Spis treści
Nowelizacja Kodeksu Pracy, która weszła w życie 26 kwietnia 2023 r., wprowadziła szereg zmian korzystnych dla pracowników, w tym: bezpłatny urlop opiekuńczy, wydłużenie urlopu rodzicielskiego, możliwość zwolnienia od wykonywanych obowiązków z powodu siły wyższej. Uchwalenie ustawy było związane z koniecznością wdrożenia do porządku prawnego dwóch unijnych dyrektyw – w sprawie przewidywalnych i przejrzystych warunków pracy oraz równowagi między życiem zawodowym a prywatnym tzw. work–life balance. Pracownicy na nowelizacji mogli zatem tylko zyskać, ale aby to się stało, firmy, które ich zatrudniają, powinny były wdrożyć zmiany. Dobrą praktyką byłoby też poinformowanie pracowników o tym, z jakich nowych uprawnień mogą skorzystać. Czy tak się stało?
Cisza i bierność: tak zachowało się wielu pracodawców, pomimo obowiązków ustawowych
ClickMeeting przeprowadził badanie na temat wspomnianych zmian w kodeksie pracy, a w szczególności work–life balance. Wynika z niego, że wciąż prawie 3/4 Polaków nie wie, na czym one polegają, a 40 proc. uważa, że w ich firmie nie wprowadzono. Aż 51 proc. respondentów uznało, że pracodawcy nie poinformowali ich o rozwiązaniach wynikających z ustawy. Co ciekawe 28 proc. zatrudnionych nie jest pewnych czy takie informacje otrzymało. Odmiennego zdania było jedynie 21 proc.ankietowanych. Łącznie większą świadomość w kwestii przysługujących im nowych praw miało 31 proc. badanych. Oznacza to, że co dziesiąty zatrudniony dowiedział się o zmianach prawnych dotyczących go ze źródeł innych niż miejsce pracy.

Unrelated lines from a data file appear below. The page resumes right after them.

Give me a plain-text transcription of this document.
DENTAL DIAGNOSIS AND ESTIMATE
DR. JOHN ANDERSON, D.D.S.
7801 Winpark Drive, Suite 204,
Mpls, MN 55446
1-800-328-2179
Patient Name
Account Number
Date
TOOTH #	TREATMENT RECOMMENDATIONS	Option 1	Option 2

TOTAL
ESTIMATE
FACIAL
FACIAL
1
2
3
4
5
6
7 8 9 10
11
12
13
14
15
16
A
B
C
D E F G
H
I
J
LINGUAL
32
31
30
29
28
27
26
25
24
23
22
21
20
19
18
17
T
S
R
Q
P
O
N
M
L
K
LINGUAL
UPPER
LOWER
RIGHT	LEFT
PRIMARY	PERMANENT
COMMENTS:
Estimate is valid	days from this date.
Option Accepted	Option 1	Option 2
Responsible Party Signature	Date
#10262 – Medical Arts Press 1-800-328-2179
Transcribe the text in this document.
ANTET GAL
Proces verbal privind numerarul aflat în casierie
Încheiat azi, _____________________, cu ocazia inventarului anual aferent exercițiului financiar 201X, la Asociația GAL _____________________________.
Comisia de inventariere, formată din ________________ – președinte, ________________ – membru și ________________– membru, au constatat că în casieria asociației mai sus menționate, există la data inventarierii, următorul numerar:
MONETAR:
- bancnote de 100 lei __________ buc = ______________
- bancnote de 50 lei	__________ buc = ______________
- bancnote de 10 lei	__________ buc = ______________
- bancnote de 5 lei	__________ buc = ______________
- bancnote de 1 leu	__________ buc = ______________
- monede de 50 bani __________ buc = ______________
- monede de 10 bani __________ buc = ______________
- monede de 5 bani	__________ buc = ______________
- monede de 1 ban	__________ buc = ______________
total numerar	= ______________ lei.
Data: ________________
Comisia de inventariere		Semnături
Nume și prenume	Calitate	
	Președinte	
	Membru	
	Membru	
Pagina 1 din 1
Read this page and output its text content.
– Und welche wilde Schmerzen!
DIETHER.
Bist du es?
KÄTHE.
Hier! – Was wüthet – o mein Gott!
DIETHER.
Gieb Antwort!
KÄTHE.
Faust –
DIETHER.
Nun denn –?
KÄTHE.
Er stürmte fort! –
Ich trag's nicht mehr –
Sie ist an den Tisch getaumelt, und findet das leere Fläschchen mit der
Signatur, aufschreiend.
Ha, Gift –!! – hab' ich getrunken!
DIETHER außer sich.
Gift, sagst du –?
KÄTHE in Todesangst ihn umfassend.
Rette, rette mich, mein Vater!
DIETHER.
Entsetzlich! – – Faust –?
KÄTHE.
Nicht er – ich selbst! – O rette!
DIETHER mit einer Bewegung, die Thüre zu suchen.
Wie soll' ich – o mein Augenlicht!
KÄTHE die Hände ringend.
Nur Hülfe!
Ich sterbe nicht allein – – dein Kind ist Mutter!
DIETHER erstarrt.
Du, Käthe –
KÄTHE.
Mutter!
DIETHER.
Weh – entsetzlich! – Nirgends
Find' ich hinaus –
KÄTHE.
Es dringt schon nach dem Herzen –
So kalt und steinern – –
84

Jak wyglądała równowaga między pracą a życiem prywatnym, przed, a jak po zmianach?
Tylko co dziesiąty pracownik (11 proc.) pytany przez platformę badawczą uważa, że już wcześniej, w ich miejscu pracy dbano o równowagę między życiem prywatnym a pracą. Osoby, których los poprawił się od wejścia w życie ustawy, zauważyli z kolei, że ich pracodawca wprowadził rozwiązania w kierunku work–life balance, poprzez wdrożenie nowych rodzajów urlopu – opiekuńczego, w wymiarze do pięciu dni w roku kalendarzowym oraz urlopu z powodu siły wyższej w wymiarze dwóch dni lub 16 godzin (16 proc.).
– Równowaga między życiem zawodowym a prywatnym jest jednym z warunków zachowania zdrowia i satysfakcji z pracy. Poprawia również wydajność pracowników – komentuje Martyna Grzegorczyk, Marketing Operations Manager ClickMeeting.
Ale nie tylko urlopowicze mogli poczuć się wygrani.
Work–life balance jest wciąż niedoceniany, ale elastyczne godziny pracy docenia każdy
Część z ankietowanych (dziewięć proc.) zyskała dodatkowe przerwy w pracy. Pozostali (siedem proc.) doświadczyli elastycznych godzin rozpoczynania i kończenia pracy. Niektórzy zatrudnieni (siedem proc.) zostali też poinformowani o możliwości świadczenia usług u innego pracodawcy. Jedynie pięć procent zatrudnionych dowiedziało się jednak o wolnych stanowiskach i możliwościach awansu w firmie. Wobec takich danych nie ma się, co dziwić, że na koniec tylko osiem procent osób stwierdziło, że w ich przedsiębiorstwach są obecnie większe możliwości w temacie równowagi między życiem prywatnym a pracą, a 42 proc. badanych nawet nie jest pewnych, czy firma, w której pracują, wprowadziła wymagane udogodnienia.
Jak zauważa Grzegorczyk, wyniki ankiety wskazują na to, że work–life balance jest wciąż niedoceniany i mało znany. Jednocześnie jednak coraz więcej firm podejmuje kroki w celu poprawy tej sytuacji – podsumowuje ekspertka.